Money Makes the World Go Round
Saturday, January 23, 2010 
I fail to see what the fuss really is:
Go back almost a century, to the time when the modern corporation was created, and you’ll find laws that prohibit or limit the use of corporate money in elections. And yet this week, a 5-4 Supreme Court struck down the limits that Congress passed in 2002 in this tradition in the case Citizens United v. FEC.
The majority’s ruling unleashes a new wave of campaign cash and adds to the already considerable power of corporations. The court’s main rationale is that limits on using corporate treasuries for campaigns are a “classic example of censorship,” as Justice Anthony Kennedy wrote for the majority. To get there, Kennedy depends on two legal theories that blossomed as constitutional principles in the mid-1970s: money is speech and corporations are people. Both theories are strange, if not simply wrongheaded—why, according to the Constitution or common sense, would money be speech or corporations be people? The court has also employed theories not uniformly but, rather, as constitutional cover for dominance of the electoral system by corporations and by the wealthy.

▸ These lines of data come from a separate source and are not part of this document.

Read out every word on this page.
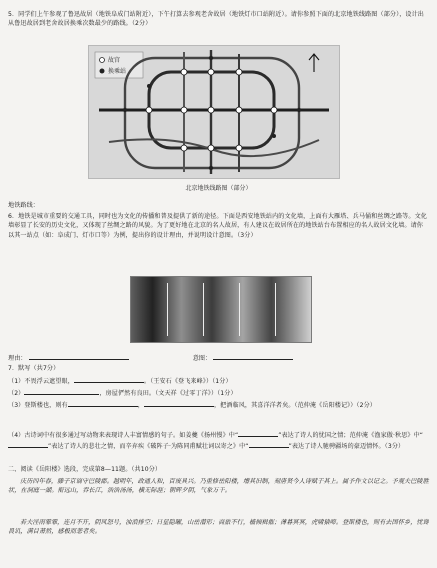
5．同学们上午参观了鲁迅故居（地铁阜成门站附近），下午打算去参观老舍故居（地铁灯市口站附近）。请你参照下面的北京地铁线路图（部分），设计出从鲁迅故居到老舍故居换乘次数最少的路线。（2分）
故宫
换乘站
北京地铁线路图（部分）
地铁路线：
6．地铁是城市重要的交通工具，同时也为文化的传播和普及提供了新的途径。下面是西安地铁站内的文化墙，上面有大雁塔、兵马俑和丝绸之路等。文化墙彰显了长安的历史文化，又体现了丝绸之路的风貌。为了更好地在北京的名人故居，有人建议在故居所在的地铁站台布置相应的名人故居文化墙。请你以其一站点（如：阜成门、灯市口等）为例，提出你的设计理由，并说明设计意图。（3分）
理由：	意图：
7．默写（共7分）
（1）不畏浮云遮望眼，	。（王安石《登飞来峰》）（1分）
（2）	，房屋俨然有良田。（文天祥《过零丁洋》）（1分）
（3）登斯楼也，则有	，	，把酒临风，其喜洋洋者矣。（范仲淹《岳阳楼记》）（2分）
（4）古诗词中有很多通过写动物来表现诗人丰富情感的句子。如姜夔《扬州慢》中“	”表达了诗人的忧国之情；范仲淹《渔家傲·秋思》中“”表达了诗人的悲壮之情，而辛弃疾《破阵子·为陈同甫赋壮词以寄之》中“	”表达了诗人驰骋疆场的豪迈情怀。（3分）
二、阅读《岳阳楼》选段，完成第8—11题。（共10分）
庆历四年春，滕子京谪守巴陵郡。越明年，政通人和，百废具兴。乃重修岳阳楼，增其旧制，刻唐贤今人诗赋于其上。属予作文以记之。予观夫巴陵胜状，在洞庭一湖。衔远山，吞长江，浩浩汤汤，横无际涯；朝晖夕阴，气象万千。
若夫淫雨霏霏，连月不开，阴风怒号，浊浪排空；日星隐曜，山岳潜形；商旅不行，樯倾楫摧；薄暮冥冥，虎啸猿啼。登斯楼也，则有去国怀乡，忧谗畏讥，满目萧然，感极而悲者矣。
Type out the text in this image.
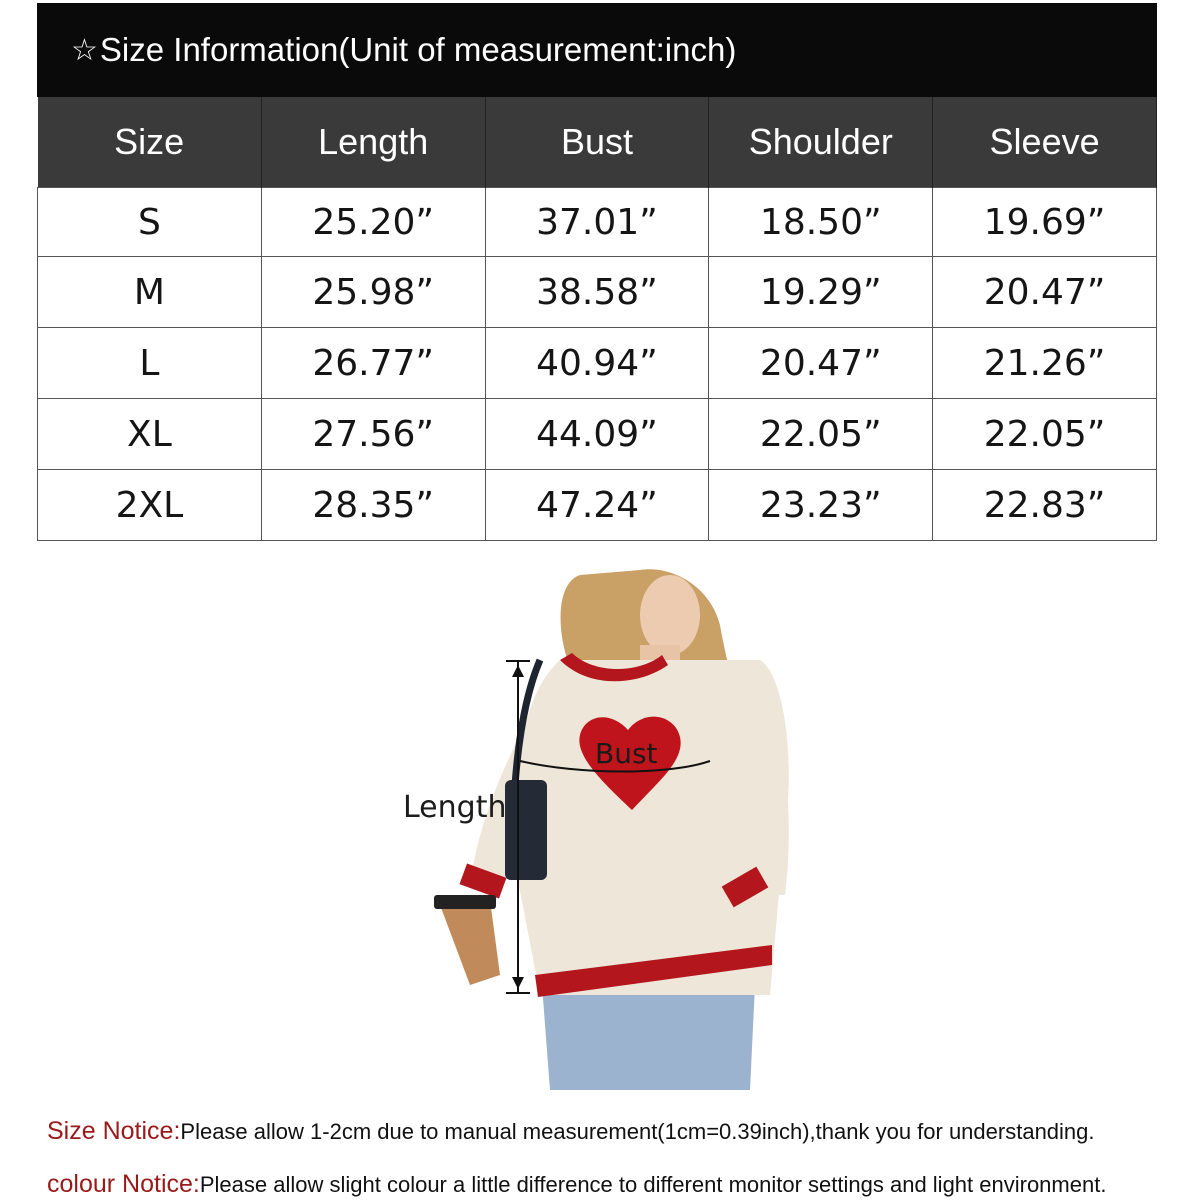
☆ Size Information(Unit of measurement:inch)
Size	Length	Bust	Shoulder	Sleeve
S	25.20”	37.01”	18.50”	19.69”
M	25.98”	38.58”	19.29”	20.47”
L	26.77”	40.94”	20.47”	21.26”
XL	27.56”	44.09”	22.05”	22.05”
2XL	28.35”	47.24”	23.23”	22.83”
Bust
Length
Size Notice:Please allow 1-2cm due to manual measurement(1cm=0.39inch),thank you for understanding.
colour Notice:Please allow slight colour a little difference to different monitor settings and light environment.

I was under the impression that politicians were already bought and sold by corporate donations to their PACs. I was under the impression that the members of Congress who whored themselves out for small amounts of cash were already compromised.
What changed?
Oh, their corporate masters can be more open about how they buy votes and wield their influence.
I got it now.
Look, if we couldn’t fix it during the days of the great Richard Nixon, then I would imagine fixing this problem now is going to involve a year of legislative wrangling, negotiating, town hall meetings, and, ultimately, a cowardly majority won’t bother fighting to get it passed.
If you think corporate money didn’t buy votes during last year’s health care fiasco, think again.